Der famose neue Verleger aus Ost-Berlin

Der erfolgreiche IT-Unternehmer Holger Friedrich kaufte die kriselnde «Berliner Zeitung» und entpuppte sich als Stasi-Spitzel.

Sei von der Stasi in einer Notlage erpresst worden: Der Ost-Berliner IT-Unternehmer Holger Friedrich. Foto: Britta Pedersen (Keystone)

Sei von der Stasi in einer Notlage erpresst worden: Der Ost-Berliner IT-Unternehmer Holger Friedrich. Foto: Britta Pedersen (Keystone)

Dominique Eigenmann@eigenmannberlin

Holger & Silke. Die Namen rauschten in den letzten Wochen durch Berlin wie der Titel einer neuen hippen TV-Soap. Bevor die Eheleute Friedrich im September die «Berliner Zeitung» kauften, kannte sie niemand. Danach waren sie Stadtgespräch.

Er, 53, Glatze, Hipster-Rauschebart, schillernd, selbstbewusst. Als einer der wenigen Ost-Berliner brachte er es nach 1989 zu Erfolg, Reichtum und einer Villa am Wannsee. Sein erstes Softwareunternehmen verkaufte er an SAP, er beriet für McKinsey, seine neue IT-Firma nennt er nicht Firma, sondern Thinktank.

Sie, 47, ebenfalls aus dem Osten, hart, cool, selbstbewusst, kaufte mal eben eine internationale Schule, als die Familie von London nach Berlin zurückkehrte und für die eigenen Kinder nichts Brauchbares fand. Sie baute sie zur grössten englischsprachigen Privatschule Deutschlands aus, mit mehr als 1000 Schülern.

«Was wir wollen»

Alle fragten: Was will dieses Paar mit der «Berliner Zeitung»? Wie will es dieses respektierte, aber von früheren Besitzern kaputtgesparte und von vielen Lesern verlassene Blatt retten? Die Neugierde war riesig. Aber je mehr Interviews das famose Paar über sein «zivilgesellschaftliches Engagement» gab, umso ratloser wurde man. Aus den Wortschwällen liess sich mit etwas Wohlwollen entnehmen, dass die Zeitung irgendwie digitaler werden sollte, irgendwie politischer, jedenfalls mit dem Osten im Zentrum.
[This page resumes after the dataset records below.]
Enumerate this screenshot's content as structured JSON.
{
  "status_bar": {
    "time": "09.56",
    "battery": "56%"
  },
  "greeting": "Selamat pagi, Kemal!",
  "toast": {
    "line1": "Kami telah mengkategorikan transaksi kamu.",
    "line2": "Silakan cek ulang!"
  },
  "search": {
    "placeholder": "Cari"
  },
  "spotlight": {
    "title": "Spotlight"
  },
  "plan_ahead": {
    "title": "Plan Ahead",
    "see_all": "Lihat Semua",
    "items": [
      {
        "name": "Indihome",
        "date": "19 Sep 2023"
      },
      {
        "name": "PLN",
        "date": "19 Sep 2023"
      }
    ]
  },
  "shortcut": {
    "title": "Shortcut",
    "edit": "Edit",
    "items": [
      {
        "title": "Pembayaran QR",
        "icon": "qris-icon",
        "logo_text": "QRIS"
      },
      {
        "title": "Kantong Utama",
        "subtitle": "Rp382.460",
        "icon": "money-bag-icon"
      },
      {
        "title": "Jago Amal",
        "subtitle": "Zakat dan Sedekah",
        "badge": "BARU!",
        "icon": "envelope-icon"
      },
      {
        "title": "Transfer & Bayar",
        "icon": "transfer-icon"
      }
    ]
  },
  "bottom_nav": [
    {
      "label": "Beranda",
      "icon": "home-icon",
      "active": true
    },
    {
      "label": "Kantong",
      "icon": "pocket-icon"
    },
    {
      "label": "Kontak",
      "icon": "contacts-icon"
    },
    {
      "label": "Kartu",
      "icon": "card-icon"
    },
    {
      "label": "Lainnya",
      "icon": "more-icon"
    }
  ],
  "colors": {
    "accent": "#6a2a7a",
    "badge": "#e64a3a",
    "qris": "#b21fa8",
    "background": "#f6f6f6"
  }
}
125 Seiten dick ist Friedrichs Akte, mehr als 20 Mit-Soldaten soll er denunziert haben.

Die Ratlosigkeit wich Konsternation, als das Paar unter dem Titel «Was wir wollen» zwei Seiten der «Berliner Zeitung» mit einem Manifest vollschrieb. Der Text war augenscheinlich unredigiert ins Blatt gekommen und las sich auch so: verquast, teilweise schlicht unverständlich, dabei geltungssüchtig und überheblich. Irgendwie verstand man, dass Wladimir Putin eigentlich ganz gut und der letzte DDR-Statthalter Egon Krenz ein Held gewesen sein soll und dass die Friedrichs ansonsten reale Politik und reale Politiker eher verachteten. Wie die hyperklugen Milliardäre aus dem Silicon Valley halt.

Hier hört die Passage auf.